The NPS reports
a SUIT column by Chris Jungle

I like my day job for the most part. The work hours are flexible, the pay is good and tasks are relatively painless. They just moved me from a 2 x 3 corner of someone's office to an upstairs spot with a full length desk and seat by the window. I have sunlight and air now. My coworkers have learned to tolerate my occasional bouts of antisocial behavior, and I figured out and accepted most of their quirks. And to top it all off, we appeared to be on the verge of finishing a project phase for the National Park Service which has been going on since before they hired me in August. Then, we had a meeting on Friday.

It appears couple of the terms we have been using for occupants in the NPS may now be unacceptable. We have been calling people who live in the parks "required" or "permitted" occupants depending on whether they qualified for Category I housing or not. Wait, I mean Category I units. We changed had to change "housing" to "units" a while ago. Now they want us to change the words "required" and "permitted." As a matter of fact, we've changed a lot of terms already.

The term "business plan" was changed to "Business Plan" and finally corrected to "Housing Business Plan." I did not question the change. I just did it. Then, there was the altering of the word Realtor to realtor and then eventually back to Realtor again. The main question was whether Realtors deserved a capitalized title. In the end, they apparently did. Other checks included the spelling out of the park or monument such as "Black Canyon of the Gunnison National Monument" or "Carlsbad Caverns National Park" instead of just "Black Canyon" or "Carlsbad Caverns."

There are eight chapters to the report. The Executive Summary is pretty important as it sums up the whole thing briefly. Chapter 1 is the introduction and is the same in every report. Chapter 2 describes the park and has two maps included. Chapter 3 discusses park employees and has the most tables of any chapter. Chapter 4 describes the market area around each the park and is very boring. Chapter 5 talks about available housing but is the shortest chapter. Chapter 6 has the important final numbers of who should be allowed to stay in the park and who should go find housing in the surrounding communities. Chapter 7 is the Appendix which includes a glossary and a definition for the term "required occupant."

We have to do this same report for 63 National Parks. They all have the same general information, but each park has its own quirks, problems and numbers. It's the numbers that really matter. And actually, it is just one number that is the major concern of all of these 60-80 page reports. Does the park have an excess or deficit of housing units available for employees who must stay in the park? It is such an important number that Table ES-1 and Table 6-2 (which are the same table) have that number listed. It's the only table listed twice. They used to be Table ES.1 and Table 6.2, but we made the change from dots to dashes a while ago.

I check these reports, another editor checks the report, a planner checks the reports, a peer planner checks the report, a content planner checks the report, one of the bosses checks the report, and then the other editor or I check the report again.

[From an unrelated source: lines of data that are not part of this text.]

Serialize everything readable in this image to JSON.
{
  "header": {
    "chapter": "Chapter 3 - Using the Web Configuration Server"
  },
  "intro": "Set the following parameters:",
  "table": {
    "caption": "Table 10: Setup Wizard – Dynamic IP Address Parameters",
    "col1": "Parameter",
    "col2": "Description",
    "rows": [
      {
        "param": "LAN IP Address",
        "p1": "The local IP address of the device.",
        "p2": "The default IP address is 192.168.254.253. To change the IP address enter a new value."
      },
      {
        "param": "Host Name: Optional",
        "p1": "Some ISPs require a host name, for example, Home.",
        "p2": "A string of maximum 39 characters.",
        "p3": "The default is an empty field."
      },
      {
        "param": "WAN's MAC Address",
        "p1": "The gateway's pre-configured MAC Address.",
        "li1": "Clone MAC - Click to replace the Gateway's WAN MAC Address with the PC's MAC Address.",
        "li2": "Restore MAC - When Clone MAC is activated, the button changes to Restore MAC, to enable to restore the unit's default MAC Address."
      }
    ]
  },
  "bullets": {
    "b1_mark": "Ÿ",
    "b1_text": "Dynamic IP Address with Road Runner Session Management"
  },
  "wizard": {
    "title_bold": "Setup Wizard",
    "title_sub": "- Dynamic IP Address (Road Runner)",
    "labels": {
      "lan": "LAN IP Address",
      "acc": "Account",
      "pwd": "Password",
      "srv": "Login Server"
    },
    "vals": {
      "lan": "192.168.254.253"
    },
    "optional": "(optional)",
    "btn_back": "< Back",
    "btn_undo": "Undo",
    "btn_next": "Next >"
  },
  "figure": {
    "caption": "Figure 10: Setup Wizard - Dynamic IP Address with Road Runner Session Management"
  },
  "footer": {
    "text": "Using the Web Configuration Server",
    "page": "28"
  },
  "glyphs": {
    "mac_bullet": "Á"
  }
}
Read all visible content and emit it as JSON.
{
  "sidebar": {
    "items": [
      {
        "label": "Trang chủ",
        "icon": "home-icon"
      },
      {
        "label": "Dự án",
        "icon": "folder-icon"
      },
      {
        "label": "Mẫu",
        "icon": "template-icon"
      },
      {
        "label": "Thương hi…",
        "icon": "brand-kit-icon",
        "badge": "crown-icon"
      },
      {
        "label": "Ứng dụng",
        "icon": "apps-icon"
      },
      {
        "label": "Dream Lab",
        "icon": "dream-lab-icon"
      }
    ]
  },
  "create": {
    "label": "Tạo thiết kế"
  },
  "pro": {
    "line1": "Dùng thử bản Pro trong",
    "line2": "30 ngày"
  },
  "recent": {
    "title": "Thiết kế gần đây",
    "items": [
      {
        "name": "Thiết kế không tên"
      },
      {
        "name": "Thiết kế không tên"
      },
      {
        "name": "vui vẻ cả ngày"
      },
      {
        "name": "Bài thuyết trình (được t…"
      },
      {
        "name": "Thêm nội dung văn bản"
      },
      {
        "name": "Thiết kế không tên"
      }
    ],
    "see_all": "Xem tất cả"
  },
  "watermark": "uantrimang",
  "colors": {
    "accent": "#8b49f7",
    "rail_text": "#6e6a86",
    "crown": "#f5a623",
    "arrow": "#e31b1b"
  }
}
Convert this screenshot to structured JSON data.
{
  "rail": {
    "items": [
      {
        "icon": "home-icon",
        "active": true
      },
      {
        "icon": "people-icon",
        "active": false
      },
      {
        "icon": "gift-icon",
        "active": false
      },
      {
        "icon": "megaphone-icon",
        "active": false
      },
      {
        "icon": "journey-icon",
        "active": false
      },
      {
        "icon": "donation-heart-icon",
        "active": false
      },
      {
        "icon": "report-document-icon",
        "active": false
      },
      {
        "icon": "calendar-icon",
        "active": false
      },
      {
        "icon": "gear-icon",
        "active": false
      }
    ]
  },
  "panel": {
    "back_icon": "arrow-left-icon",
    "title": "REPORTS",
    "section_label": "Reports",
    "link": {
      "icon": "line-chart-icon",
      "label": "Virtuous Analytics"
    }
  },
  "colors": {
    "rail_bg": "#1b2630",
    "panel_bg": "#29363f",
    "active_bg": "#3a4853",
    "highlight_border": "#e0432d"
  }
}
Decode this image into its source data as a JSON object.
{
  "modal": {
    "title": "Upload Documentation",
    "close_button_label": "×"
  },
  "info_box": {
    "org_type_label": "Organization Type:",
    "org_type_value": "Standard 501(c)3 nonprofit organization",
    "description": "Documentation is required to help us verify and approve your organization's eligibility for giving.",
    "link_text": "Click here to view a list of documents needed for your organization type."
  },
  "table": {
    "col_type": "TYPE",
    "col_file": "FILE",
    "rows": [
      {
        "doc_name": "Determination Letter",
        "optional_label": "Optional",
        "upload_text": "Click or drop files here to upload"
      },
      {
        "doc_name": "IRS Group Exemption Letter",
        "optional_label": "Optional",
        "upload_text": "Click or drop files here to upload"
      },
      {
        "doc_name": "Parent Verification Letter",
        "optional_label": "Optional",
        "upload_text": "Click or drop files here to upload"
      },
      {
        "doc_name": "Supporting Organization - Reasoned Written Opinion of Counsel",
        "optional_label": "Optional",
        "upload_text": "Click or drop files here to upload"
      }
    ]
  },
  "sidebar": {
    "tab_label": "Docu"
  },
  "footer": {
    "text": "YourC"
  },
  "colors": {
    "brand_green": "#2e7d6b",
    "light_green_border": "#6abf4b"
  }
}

These 63 reports had draft versions which Washington and the parks evaluated and sent back changes. They had final versions which were all rejected because Washington didn't think all of the comments were addressed. Of course, some of the comments were extraneous and didn't need any attention, but we did another final for each park anyway.

We recompleted most of the NPS reports before Thanksgiving, almost meeting the impossible deadline of November 20. Now with six park reports left to be completed, they are considering changing the terms "required" and "permitted" occupants in all of the reports. No one had mentioned this before Friday, and now we may have to go through all of the NPS reports again.

Now, like I said, I like my job. But I can't look at these reports any more. I don't want to change terms we've been using since I was hired. I don't want to change the month on all of the footers on every report to December or January. I don't want to think Orwell's vision in 1984 is actually true, and I'm stuck in middle of twisted bureaucracy of extraneous tasks that will never end. I want to be done, I want the project to end, I just want it all to end.

Chris Jungle has learned his next project is to change the term "Tisket" to "Tasket" in a new batch of government documents.